Chapter 100: Lingering
Simon hung around for a week. It wasn’t hard. He knew the town better than most, and between the refugees and the news that someone had killed the Baron, it only took a change of clothes to evade the law that really only seemed to be halfheartedly looking for the Baron’s murderer.
Honestly, if having to find half-decent food was the thing that annoyed him most about his current situation, then listening to the gossip in the aftermath of the Baron’s death was the best. No one had anything positive to say about the man, and by the time the funeral rolled around a few days later, Simon thought there would be riots.
Sadly, no one pelted the man’s procession with rotting vegetables, though he reasoned that was only because food was so scarce just now.
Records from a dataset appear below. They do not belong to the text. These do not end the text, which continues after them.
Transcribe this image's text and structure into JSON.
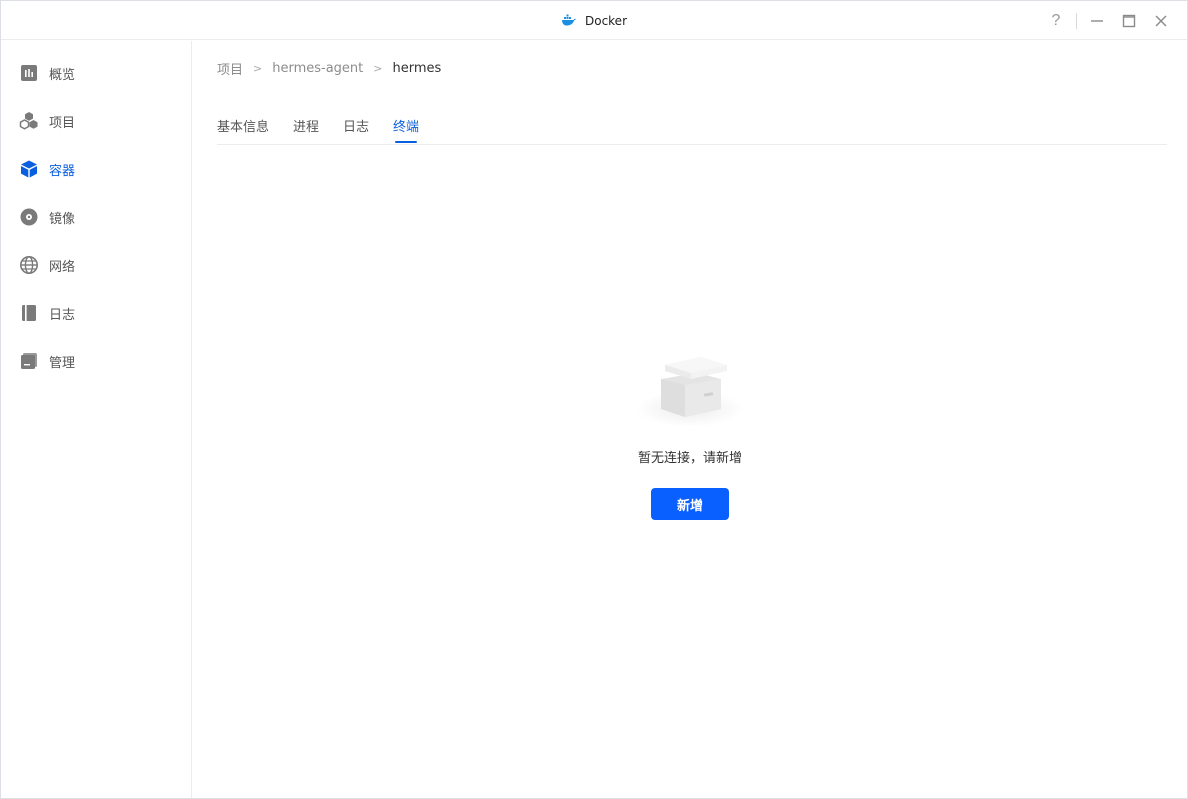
{
  "window": {
    "title": "Docker"
  },
  "sidebar": {
    "items": [
      {
        "label": "概览",
        "icon": "overview-icon",
        "active": false
      },
      {
        "label": "项目",
        "icon": "project-icon",
        "active": false
      },
      {
        "label": "容器",
        "icon": "container-icon",
        "active": true
      },
      {
        "label": "镜像",
        "icon": "image-icon",
        "active": false
      },
      {
        "label": "网络",
        "icon": "network-icon",
        "active": false
      },
      {
        "label": "日志",
        "icon": "log-icon",
        "active": false
      },
      {
        "label": "管理",
        "icon": "manage-icon",
        "active": false
      }
    ]
  },
  "breadcrumb": {
    "items": [
      "项目",
      "hermes-agent",
      "hermes"
    ],
    "separator": ">"
  },
  "tabs": [
    {
      "label": "基本信息",
      "active": false
    },
    {
      "label": "进程",
      "active": false
    },
    {
      "label": "日志",
      "active": false
    },
    {
      "label": "终端",
      "active": true
    }
  ],
  "empty_state": {
    "message": "暂无连接，请新增",
    "button_label": "新增"
  },
  "colors": {
    "accent": "#0a5fe0",
    "button": "#0a5fff"
  }
}
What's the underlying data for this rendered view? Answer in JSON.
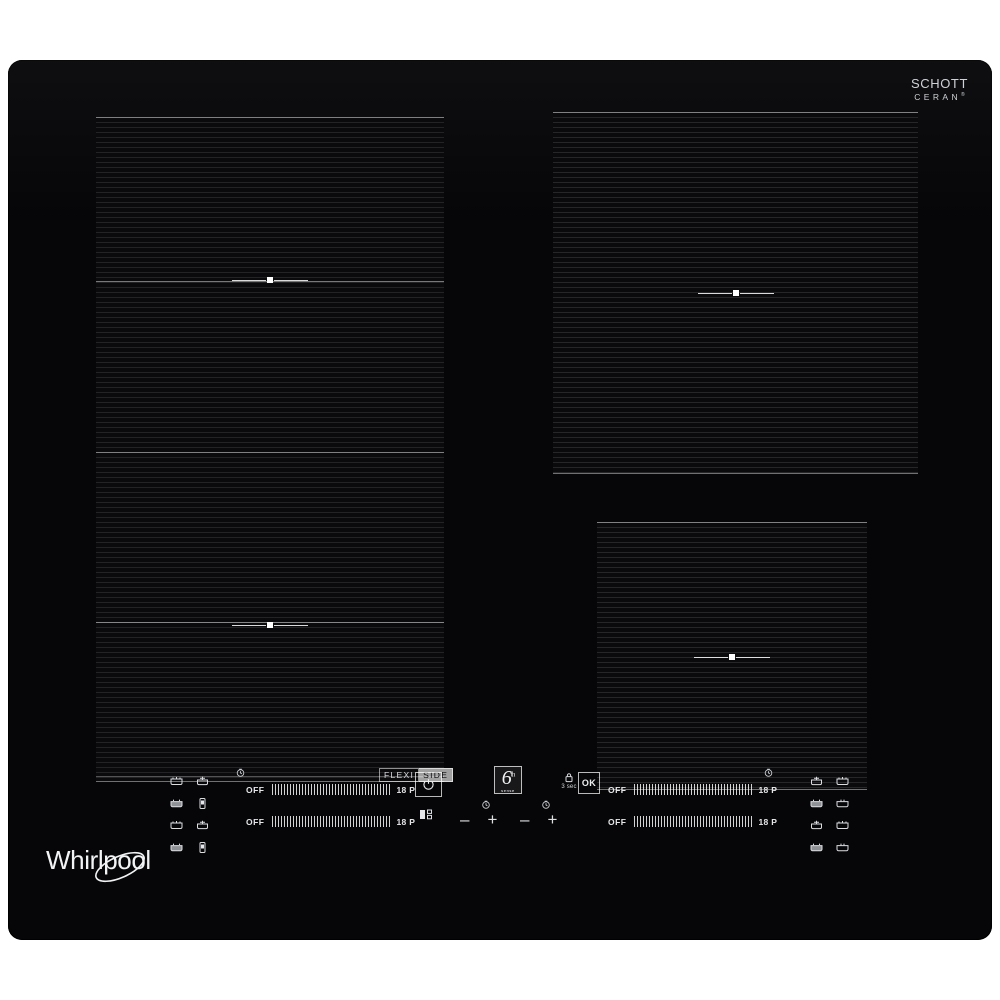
{
  "product": {
    "brand": "Whirlpool",
    "glass_label_line1": "SCHOTT",
    "glass_label_line2": "CERAN",
    "glass_label_mark": "®",
    "feature_badge_part1": "FLEXI",
    "feature_badge_part2": "SIDE",
    "panel_color": "#060608",
    "accent_color": "#ffffff",
    "zone_texture_color": "#1c1c20"
  },
  "cooking_zones": [
    {
      "name": "left-flexi-upper",
      "marker": "center-marker"
    },
    {
      "name": "left-flexi-lower",
      "marker": "center-marker"
    },
    {
      "name": "right-rear",
      "marker": "center-marker"
    },
    {
      "name": "right-front",
      "marker": "center-marker"
    }
  ],
  "controls": {
    "sliders": [
      {
        "id": "left-rear",
        "off_label": "OFF",
        "max_label": "18 P",
        "value": "OFF"
      },
      {
        "id": "left-front",
        "off_label": "OFF",
        "max_label": "18 P",
        "value": "OFF"
      },
      {
        "id": "right-rear",
        "off_label": "OFF",
        "max_label": "18 P",
        "value": "OFF"
      },
      {
        "id": "right-front",
        "off_label": "OFF",
        "max_label": "18 P",
        "value": "OFF"
      }
    ],
    "power_button": {
      "icon": "power-icon",
      "label": ""
    },
    "sixth_sense_button": {
      "digit": "6",
      "superscript": "th",
      "caption": "sense"
    },
    "lock_button": {
      "icon": "lock-icon",
      "hold_label": "3 sec"
    },
    "ok_button": {
      "label": "OK"
    },
    "function_button": {
      "icon": "cooking-function-icon"
    },
    "timers": [
      {
        "id": "timer-left",
        "icon": "clock-icon",
        "minus": "–",
        "plus": "+"
      },
      {
        "id": "timer-right",
        "icon": "clock-icon",
        "minus": "–",
        "plus": "+"
      }
    ],
    "timer_indicators": [
      {
        "id": "indicator-left-slider",
        "icon": "clock-icon"
      },
      {
        "id": "indicator-right-slider",
        "icon": "clock-icon"
      }
    ],
    "left_function_icons": [
      {
        "icon": "melting-pan-icon"
      },
      {
        "icon": "simmer-pan-icon"
      },
      {
        "icon": "keep-warm-pan-icon"
      },
      {
        "icon": "boil-pot-icon"
      },
      {
        "icon": "melting-pan-icon"
      },
      {
        "icon": "simmer-pan-icon"
      },
      {
        "icon": "keep-warm-pan-icon"
      },
      {
        "icon": "boil-pot-icon"
      }
    ],
    "right_function_icons": [
      {
        "icon": "simmer-pan-icon"
      },
      {
        "icon": "melting-pan-icon"
      },
      {
        "icon": "boil-pot-icon"
      },
      {
        "icon": "keep-warm-pan-icon"
      },
      {
        "icon": "simmer-pan-icon"
      },
      {
        "icon": "melting-pan-icon"
      },
      {
        "icon": "boil-pot-icon"
      },
      {
        "icon": "keep-warm-pan-icon"
      }
    ]
  }
}
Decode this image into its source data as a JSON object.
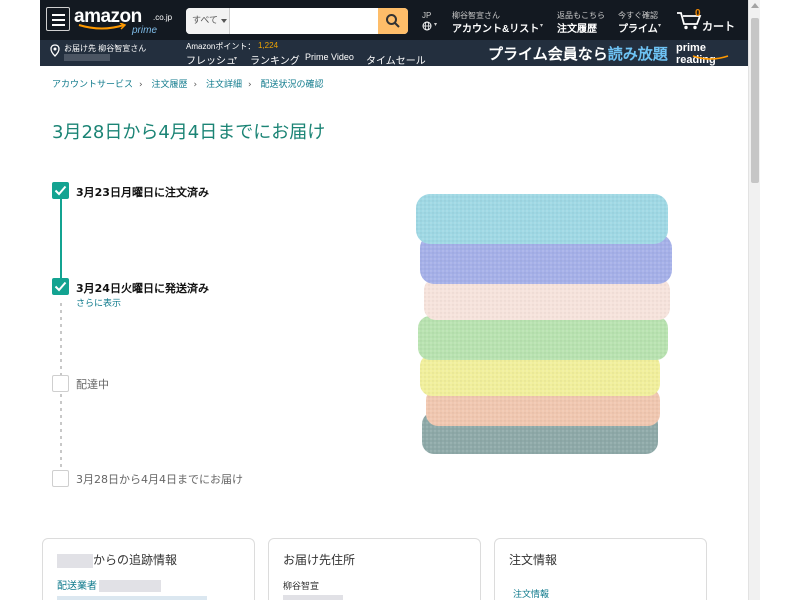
{
  "header": {
    "logo_word": "amazon",
    "logo_domain": ".co.jp",
    "logo_prime": "prime",
    "deliver_to": "お届け先 柳谷智宣さん",
    "search_category": "すべて",
    "search_placeholder": "",
    "lang_code": "JP",
    "account_greeting": "柳谷智宣さん",
    "account_label": "アカウント&リスト",
    "orders_top": "返品もこちら",
    "orders_label": "注文履歴",
    "prime_top": "今すぐ確認",
    "prime_label": "プライム",
    "cart_count": "0",
    "cart_label": "カート",
    "points_label": "Amazonポイント：",
    "points_value": "1,224",
    "nav_items": [
      "フレッシュ",
      "ランキング",
      "Prime Video",
      "タイムセール"
    ],
    "banner_text": "プライム会員なら",
    "banner_highlight": "読み放題",
    "prime_reading": "prime reading"
  },
  "breadcrumb": [
    "アカウントサービス",
    "注文履歴",
    "注文詳細",
    "配送状況の確認"
  ],
  "page_title": "3月28日から4月4日までにお届け",
  "timeline": {
    "step1": "3月23日月曜日に注文済み",
    "step2": "3月24日火曜日に発送済み",
    "step2_link": "さらに表示",
    "step3": "配達中",
    "step4": "3月28日から4月4日までにお届け"
  },
  "cards": {
    "tracking_title": "からの追跡情報",
    "tracking_carrier": "配送業者",
    "address_title": "お届け先住所",
    "address_name": "柳谷智宣",
    "order_title": "注文情報",
    "order_link": "注文情報"
  },
  "colors": {
    "accent": "#13a391",
    "title": "#1b8475",
    "link": "#0f7a8c",
    "header": "#232f3e",
    "header_top": "#131921",
    "search_button": "#febd69"
  }
}
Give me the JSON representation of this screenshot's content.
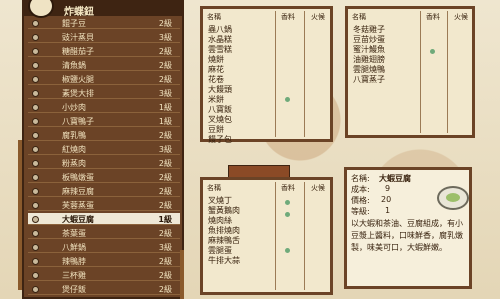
{
  "left_panel": {
    "title": "炸蝶鈕",
    "items": [
      {
        "name": "餛子豆",
        "level": "2級"
      },
      {
        "name": "豉汁蒸貝",
        "level": "3級"
      },
      {
        "name": "糖醋茄子",
        "level": "2級"
      },
      {
        "name": "清魚鍋",
        "level": "2級"
      },
      {
        "name": "椒鹽火腿",
        "level": "2級"
      },
      {
        "name": "素煲大排",
        "level": "3級"
      },
      {
        "name": "小炒肉",
        "level": "1級"
      },
      {
        "name": "八寶鴨子",
        "level": "1級"
      },
      {
        "name": "腐乳鴨",
        "level": "2級"
      },
      {
        "name": "紅燒肉",
        "level": "3級"
      },
      {
        "name": "粉蒸肉",
        "level": "2級"
      },
      {
        "name": "板鴨燉蛋",
        "level": "2級"
      },
      {
        "name": "麻辣豆腐",
        "level": "2級"
      },
      {
        "name": "芙蓉蒸蛋",
        "level": "2級"
      },
      {
        "name": "大蝦豆腐",
        "level": "1級"
      },
      {
        "name": "茶葉蛋",
        "level": "2級"
      },
      {
        "name": "八鮮鍋",
        "level": "3級"
      },
      {
        "name": "辣鴨脖",
        "level": "2級"
      },
      {
        "name": "三杯雞",
        "level": "2級"
      },
      {
        "name": "煲仔飯",
        "level": "2級"
      }
    ],
    "selected_index": 14
  },
  "card_headers": {
    "name": "名稱",
    "cost": "香料",
    "taste": "火候"
  },
  "card1": {
    "ingredients": [
      "蟲八鍋",
      "水晶糕",
      "雲雪糕",
      "燒餅",
      "麻花",
      "花卷",
      "大饅頭",
      "米餅",
      "八寶飯",
      "叉燒包",
      "豆餅",
      "饅子包"
    ]
  },
  "card2": {
    "ingredients": [
      "冬菇雞子",
      "豆苗炒蛋",
      "蜜汁鰻魚",
      "油雞翅膀",
      "雲腿燒鴨",
      "八寶蒸子"
    ]
  },
  "card3": {
    "ingredients": [
      "叉燒丁",
      "蟹黃鵝肉",
      "燒肉絲",
      "魚排燒肉",
      "麻辣鴨舌",
      "雲腿蛋",
      "牛排大蒜"
    ]
  },
  "info": {
    "name_label": "名稱:",
    "name": "大蝦豆腐",
    "cost_label": "成本:",
    "cost": "9",
    "price_label": "價格:",
    "price": "20",
    "level_label": "等級:",
    "level": "1",
    "description": "以大蝦和茶油、豆腐組成，有小豆漿上醬料，口味鮮香，腐乳燉製，味美可口，大蝦鮮嫩。"
  }
}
It turned out that Vardin’s younger brother had long ago died under mysterious circumstances, and his son was too young to inherit the title in his place.
Instead, the head of the man’s household guard took over one night in something that sounded very much like a palace coup to Simon’s ears and appointed himself Regent and Lord Protector until the boy came of age. Normally, that would have rubbed Simon the wrong way, but he cared very little about what happened to the Raithewait bloodline.
Simon enjoyed the circus it caused just the same, but he spent most of his time in the graveyard. That wasn’t just because he had a late-night appointment with Varten’s freshly dug grave, either. It was just quiet.
Sometimes, he would talk to Freya, even though he knew she wasn’t actually there. Other times, once that got him good and depressed, he would go to the reflecting pool and talk to the mirror.
In fact, as the days passed, except for his trips into town to look for the damn portal in every gate, alleyway, and public building, he spent almost all his time talking to the damn mirror. The thing didn’t have many answers, but now that he understood that wasn’t its role, it annoyed him less than it did up until now.
It didn’t know anything because he hadn’t told it anything, but once he did, it would be more useful. So he tried to think of it like a journal and just tell it whatever. He started with the basics, telling it about each floor he’d come across in order.
What was in it, what the hazard to be cleared seemed to be, and other similar details came first. On floors where he wasn’t sure, he just rambled at length. This was especially true in places like the jungle city and the trap floor.